Erin, who graduated from Larimore High School in 2004, also excelled in track, learning to throw the discus from her dad when she was 8 years old. Even after one of her "wayward throws" demolished the family car's tail light, he didn't give up on her, Erin recalls.

"In high school, he would get up with me and lift weights before school and would be there to coach me and the other throwers after school — which is something he did for free," Erin said. "He would stay with me for hours. My mom and dad went to basically every sporting event I participated in, which as a full-time working parent myself now, I can't imagine how they did it.
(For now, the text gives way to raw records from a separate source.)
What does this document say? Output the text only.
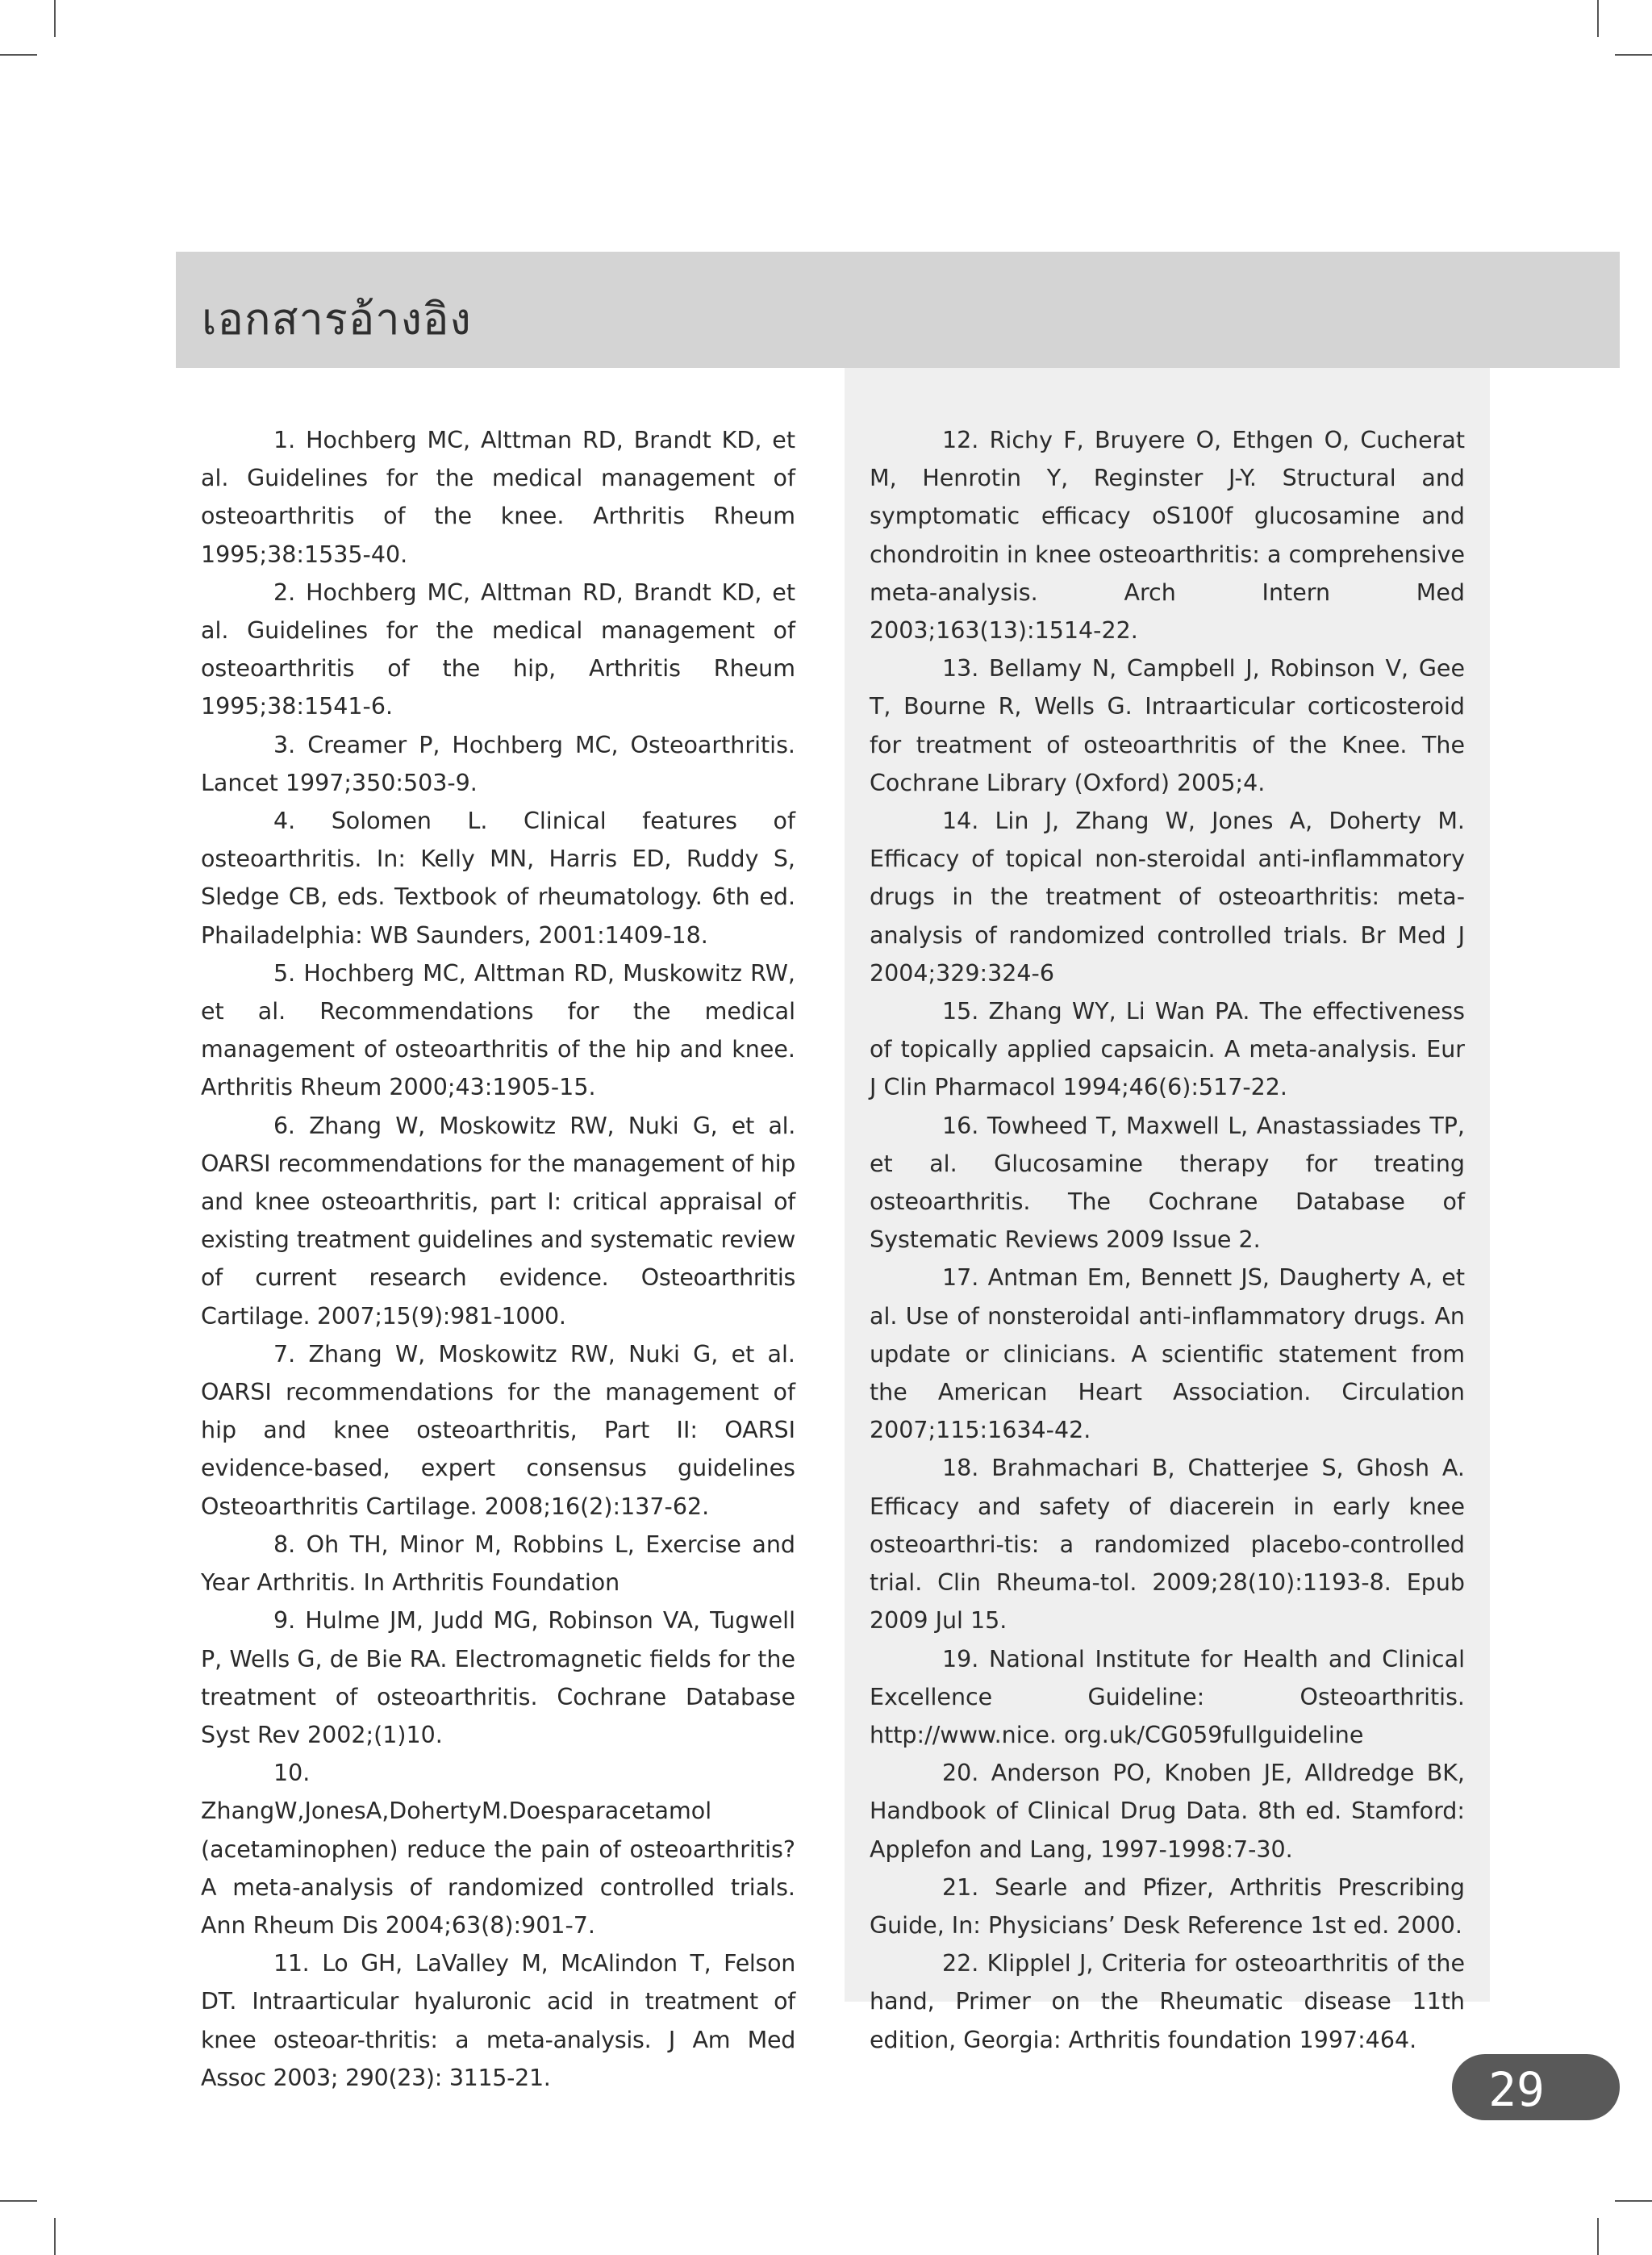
เอกสารอ้างอิง

1. Hochberg MC, Alttman RD, Brandt KD, et al. Guidelines for the medical management of osteoarthritis of the knee. Arthritis Rheum 1995;38:1535-40.

2. Hochberg MC, Alttman RD, Brandt KD, et al. Guidelines for the medical management of osteoarthritis of the hip, Arthritis Rheum 1995;38:1541-6.

3. Creamer P, Hochberg MC, Osteoarthritis. Lancet 1997;350:503-9.

4. Solomen L. Clinical features of osteoarthritis. In: Kelly MN, Harris ED, Ruddy S, Sledge CB, eds. Textbook of rheumatology. 6th ed. Phailadelphia: WB Saunders, 2001:1409-18.

5. Hochberg MC, Alttman RD, Muskowitz RW, et al. Recommendations for the medical management of osteoarthritis of the hip and knee. Arthritis Rheum 2000;43:1905-15.

6. Zhang W, Moskowitz RW, Nuki G, et al. OARSI recommendations for the management of hip and knee osteoarthritis, part I: critical appraisal of existing treatment guidelines and systematic review of current research evidence. Osteoarthritis Cartilage. 2007;15(9):981-1000.

7. Zhang W, Moskowitz RW, Nuki G, et al. OARSI recommendations for the management of hip and knee osteoarthritis, Part II: OARSI evidence-based, expert consensus guidelines Osteoarthritis Cartilage. 2008;16(2):137-62.

8. Oh TH, Minor M, Robbins L, Exercise and Year Arthritis. In Arthritis Foundation

9. Hulme JM, Judd MG, Robinson VA, Tugwell P, Wells G, de Bie RA. Electromagnetic fields for the treatment of osteoarthritis. Cochrane Database Syst Rev 2002;(1)10.

10. ZhangW,JonesA,DohertyM.Doesparacetamol (acetaminophen) reduce the pain of osteoarthritis? A meta-analysis of randomized controlled trials. Ann Rheum Dis 2004;63(8):901-7.

11. Lo GH, LaValley M, McAlindon T, Felson DT. Intraarticular hyaluronic acid in treatment of knee osteoar-thritis: a meta-analysis. J Am Med Assoc 2003; 290(23): 3115-21.

12. Richy F, Bruyere O, Ethgen O, Cucherat M, Henrotin Y, Reginster J-Y. Structural and symptomatic efficacy oS100f glucosamine and chondroitin in knee osteoarthritis: a comprehensive meta-analysis. Arch Intern Med 2003;163(13):1514-22.

13. Bellamy N, Campbell J, Robinson V, Gee T, Bourne R, Wells G. Intraarticular corticosteroid for treatment of osteoarthritis of the Knee. The Cochrane Library (Oxford) 2005;4.

14. Lin J, Zhang W, Jones A, Doherty M. Efficacy of topical non-steroidal anti-inflammatory drugs in the treatment of osteoarthritis: meta-analysis of randomized controlled trials. Br Med J 2004;329:324-6

15. Zhang WY, Li Wan PA. The effectiveness of topically applied capsaicin. A meta-analysis. Eur J Clin Pharmacol 1994;46(6):517-22.

16. Towheed T, Maxwell L, Anastassiades TP, et al. Glucosamine therapy for treating osteoarthritis. The Cochrane Database of Systematic Reviews 2009 Issue 2.

17. Antman Em, Bennett JS, Daugherty A, et al. Use of nonsteroidal anti-inflammatory drugs. An update or clinicians. A scientific statement from the American Heart Association. Circulation 2007;115:1634-42.

18. Brahmachari B, Chatterjee S, Ghosh A. Efficacy and safety of diacerein in early knee osteoarthri-tis: a randomized placebo-controlled trial. Clin Rheuma-tol. 2009;28(10):1193-8. Epub 2009 Jul 15.

19. National Institute for Health and Clinical Excellence Guideline: Osteoarthritis. http://www.nice. org.uk/CG059fullguideline

20. Anderson PO, Knoben JE, Alldredge BK, Handbook of Clinical Drug Data. 8th ed. Stamford: Applefon and Lang, 1997-1998:7-30.

21. Searle and Pfizer, Arthritis Prescribing Guide, In: Physicians’ Desk Reference 1st ed. 2000.

22. Klipplel J, Criteria for osteoarthritis of the hand, Primer on the Rheumatic disease 11th edition, Georgia: Arthritis foundation 1997:464.

29
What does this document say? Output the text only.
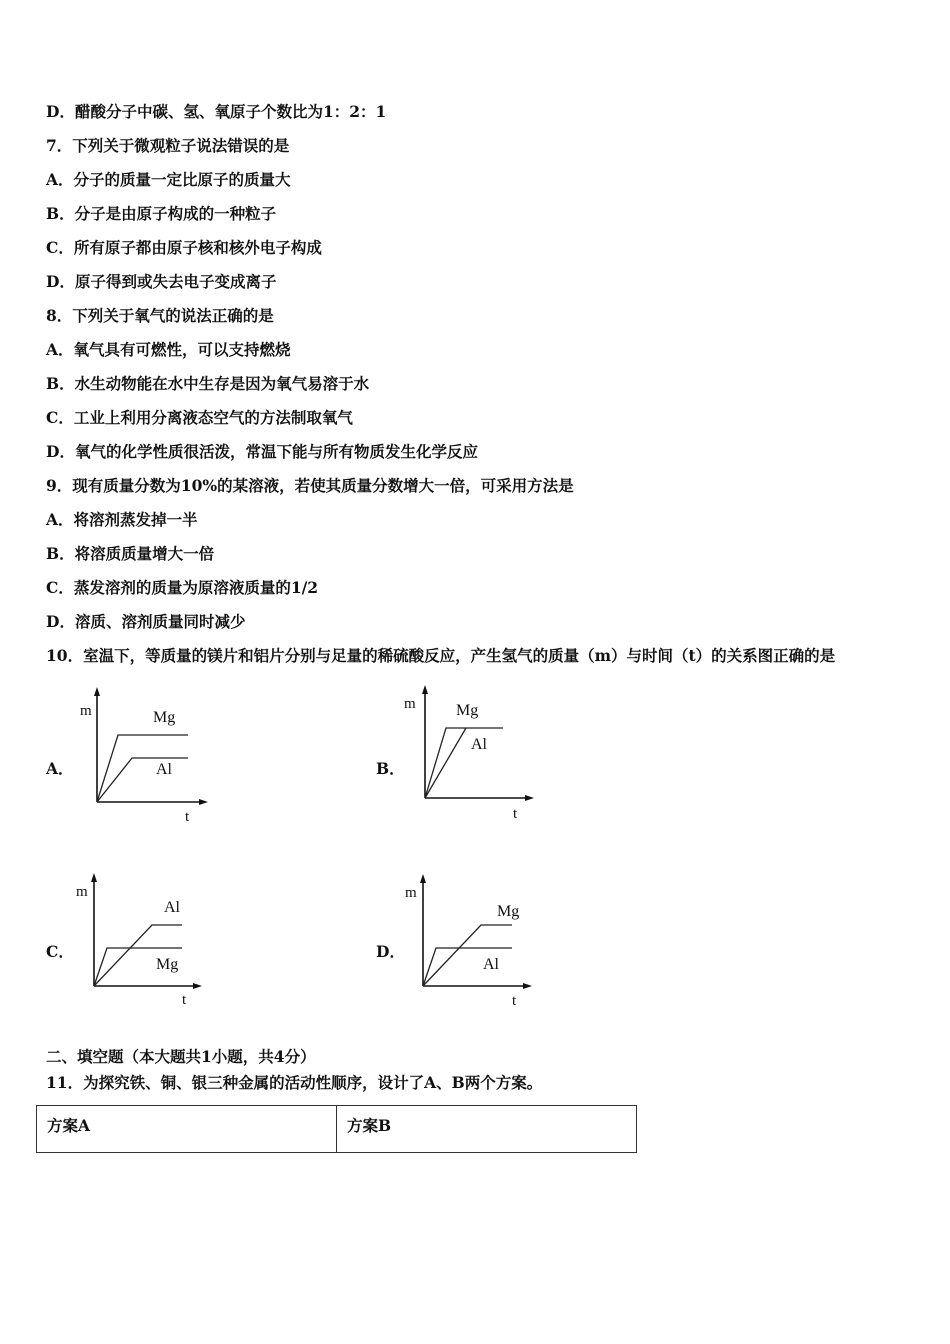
D．醋酸分子中碳、氢、氧原子个数比为1：2：1
7．下列关于微观粒子说法错误的是
A．分子的质量一定比原子的质量大
B．分子是由原子构成的一种粒子
C．所有原子都由原子核和核外电子构成
D．原子得到或失去电子变成离子
8．下列关于氧气的说法正确的是
A．氧气具有可燃性，可以支持燃烧
B．水生动物能在水中生存是因为氧气易溶于水
C．工业上利用分离液态空气的方法制取氧气
D．氧气的化学性质很活泼，常温下能与所有物质发生化学反应
9．现有质量分数为10%的某溶液，若使其质量分数增大一倍，可采用方法是
A．将溶剂蒸发掉一半
B．将溶质质量增大一倍
C．蒸发溶剂的质量为原溶液质量的1/2
D．溶质、溶剂质量同时减少
10．室温下，等质量的镁片和铝片分别与足量的稀硫酸反应，产生氢气的质量（m）与时间（t）的关系图正确的是
A．	B．
C．	D．
m
t
Mg
Al
m
t
Mg
Al
m
t
Al
Mg
m
t
Mg
Al
二、填空题（本大题共1小题，共4分）
11．为探究铁、铜、银三种金属的活动性顺序，设计了A、B两个方案。
方案A	方案B
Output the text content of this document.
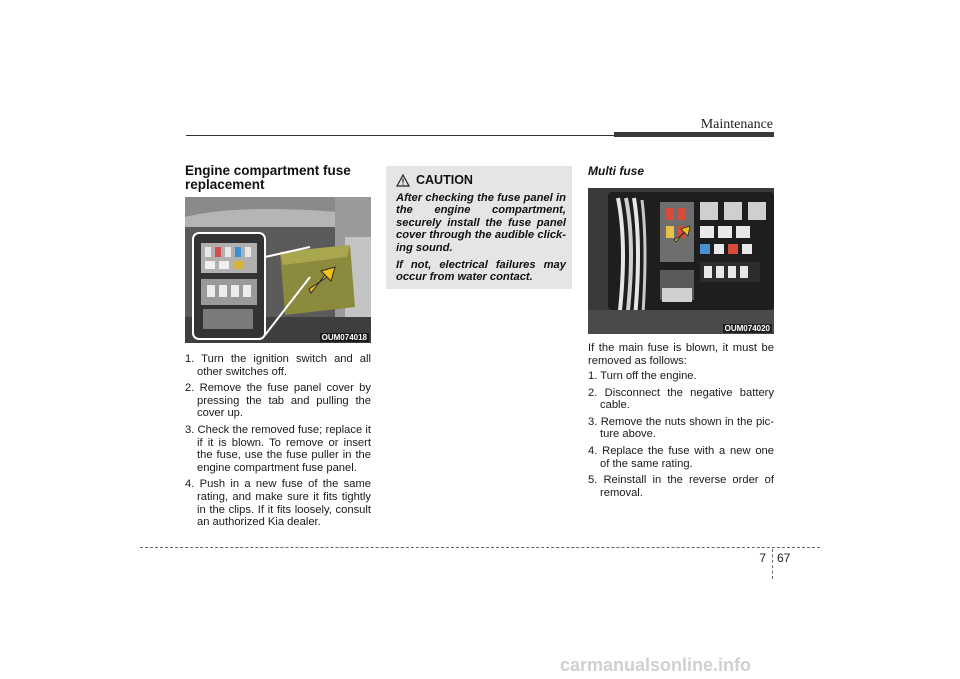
Maintenance
Engine compartment fuse replacement
OUM074018
1. Turn the ignition switch and all other switches off.
2. Remove the fuse panel cover by pressing the tab and pulling the cover up.
3. Check the removed fuse; replace it if it is blown. To remove or insert the fuse, use the fuse puller in the engine compartment fuse panel.
4. Push in a new fuse of the same rating, and make sure it fits tightly in the clips. If it fits loosely, consult an authorized Kia dealer.
CAUTION

After checking the fuse panel in the engine compartment, securely install the fuse panel cover through the audible click-ing sound.

If not, electrical failures may occur from water contact.

Multi fuse
OUM074020

If the main fuse is blown, it must be removed as follows:

1. Turn off the engine.
2. Disconnect the negative battery cable.
3. Remove the nuts shown in the pic-ture above.
4. Replace the fuse with a new one of the same rating.
5. Reinstall in the reverse order of removal.
7 67
carmanualsonline.info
"The same person who taught my sister and me to trap muskrats and throw a discus also taught us how to knit and bake bread. He's the reason I now like talk radio and gardening."

Rankin is survived by his wife, Susan, Larimore; children, Emily Rankin (Ben Wermerskirchen), of Waterloo, Belgium; William Rankin, of Grand Forks; Erin Rankin (Brandon Brayfield), of Hastings; and grandchildren Silas Brayfield, Ilona Wermerskirchen, Esme Brayfield and Lukas Wermerskirchen.

A funeral is set for 2 p.m. Monday, Feb. 19, at Our Savior's Lutheran Church in Larimore.